Hope rolled her eyes. ‘I was rounding up. That’s how it
works.
Everyone knows that.’ She sighed. ‘Well, if any of that is indicative of the state of our relationship, then I’d say our relationship is FUBAR, wouldn’t you?’

‘Um, what’s “FUBAR”?’

‘Fucked up beyond all recognition,’ Hope replied. She rubbed the tips of her fingers over her temples. ‘Jesus, Jack, that was one of the most important moments in my entire life and you can’t even remember it!’

‘I do remember going to see
Babe: Pig in the bloody City
,’ Jack said sulkily. ‘Look, so I don’t have total recall of every single last hour of our relationship, but that doesn’t mean I don’t care about you. I love you. I’ve loved you for so long that I can’t remember a time when I didn’t love you.’

Angela beamed at them both, but mostly at Jack. Hope suspected that she much preferred Jack, who never had to be told off for poor impulse control, which was ironic, considering that it was his poor impulse control that had led them here in the first place. ‘Well, you’ve both done some very good work in this session. I think that’s all we’ve got time for.’

Hope could have sworn that their sessions were getting shorter as the weeks went by. They hadn’t even had a chance to discuss Susie’s phone-bombing and how Jack was totally not dealing with it. ‘I think that’s only been forty-five minutes, actually, Angela,’ she insisted.

‘Oh God, just stop it,’ Jack hissed at her, as Angela squirmed in exactly the same way as Sorcha did when she needed a wee and was too scared to put her hand up.

‘No, no, I think that’s all for today,’ Angela squeaked, brandishing her pad as if she was trying to ward off evil spirits, or deflect all the negative energy that Hope was sending her way. ‘Your homework for this week. I’d like both of you to think of your five big relationship milestones.’

Jack practically dragged Hope up from the sofa, though she had been prepared to stay there and argue that they had
at
least another five minutes of the session to go. Ninety quid for forty-five minutes. Angela had to be minted.

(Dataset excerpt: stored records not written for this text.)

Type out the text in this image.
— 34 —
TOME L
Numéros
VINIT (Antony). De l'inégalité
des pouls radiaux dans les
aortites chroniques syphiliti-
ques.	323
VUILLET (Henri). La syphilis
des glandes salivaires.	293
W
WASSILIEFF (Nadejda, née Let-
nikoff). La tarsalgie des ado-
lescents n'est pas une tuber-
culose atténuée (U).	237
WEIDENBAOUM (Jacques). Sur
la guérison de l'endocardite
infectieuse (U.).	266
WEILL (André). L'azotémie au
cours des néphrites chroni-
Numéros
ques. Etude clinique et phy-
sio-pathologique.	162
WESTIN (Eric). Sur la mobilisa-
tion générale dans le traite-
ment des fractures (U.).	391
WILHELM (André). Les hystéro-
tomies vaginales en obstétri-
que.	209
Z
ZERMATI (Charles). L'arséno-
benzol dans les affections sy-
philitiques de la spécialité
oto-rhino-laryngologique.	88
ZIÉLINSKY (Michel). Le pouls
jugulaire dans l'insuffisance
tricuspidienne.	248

‘You’re unbelievable,’ Hope exploded as Jack was still pushing her out of the front door. ‘You act like life is something that happens to you, rather than you being an active participant in it.’

‘No, I don’t!’

‘And you knew I wanted to talk about Susie and the phone calls. You can’t just keep avoiding stuff.’

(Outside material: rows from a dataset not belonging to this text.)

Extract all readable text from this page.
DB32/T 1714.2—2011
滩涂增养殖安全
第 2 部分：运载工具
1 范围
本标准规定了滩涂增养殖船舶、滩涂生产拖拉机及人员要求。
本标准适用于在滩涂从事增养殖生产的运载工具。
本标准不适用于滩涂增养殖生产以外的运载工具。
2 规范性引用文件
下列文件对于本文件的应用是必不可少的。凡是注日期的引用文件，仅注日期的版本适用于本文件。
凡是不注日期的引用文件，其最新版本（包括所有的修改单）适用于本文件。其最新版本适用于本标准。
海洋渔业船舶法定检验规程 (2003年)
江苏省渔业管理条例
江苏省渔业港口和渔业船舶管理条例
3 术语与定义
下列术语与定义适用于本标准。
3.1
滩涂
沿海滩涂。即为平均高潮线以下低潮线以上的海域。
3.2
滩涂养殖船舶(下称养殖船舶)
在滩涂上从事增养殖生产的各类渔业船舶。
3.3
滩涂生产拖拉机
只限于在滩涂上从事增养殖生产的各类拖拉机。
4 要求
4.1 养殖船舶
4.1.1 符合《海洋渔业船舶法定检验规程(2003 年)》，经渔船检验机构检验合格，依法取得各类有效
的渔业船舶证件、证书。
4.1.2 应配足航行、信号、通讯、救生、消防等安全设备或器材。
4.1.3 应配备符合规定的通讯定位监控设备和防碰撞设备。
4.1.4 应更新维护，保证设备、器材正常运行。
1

‘I hate it when you’re like this. You get all angry and you won’t let things go and your face stays red for hours.’

‘You need to sort things out properly with Susie,’ Hope said, even though she couldn’t believe she was actually saying it. ‘I’m not saying that I want you to choose between us yet, not when we still have another two weeks of counselling, but you need to let her know where she stands. Firmly but fairly.’

‘I’ve tried, I really have, but she won’t give me any space.’ They were just about to turn the corner into the street that led up to the Finchley Road when Jack came to a halt and sank down on the kerb. ‘I can’t take this. I feel like everyone keeps trying to pull me in a different direction.’

‘Don’t sit down on the ground. It’s cold and you’ll get haemorrhoids,’ Hope said worriedly, placing her hand on Jack’s bowed head. He looked so lost, and all of a sudden, she wasn’t sure that she knew how to find him. ‘Come on, we’re in therapy. Of course it’s going to bring up things that are painful but it’s all part of the healing process, right?’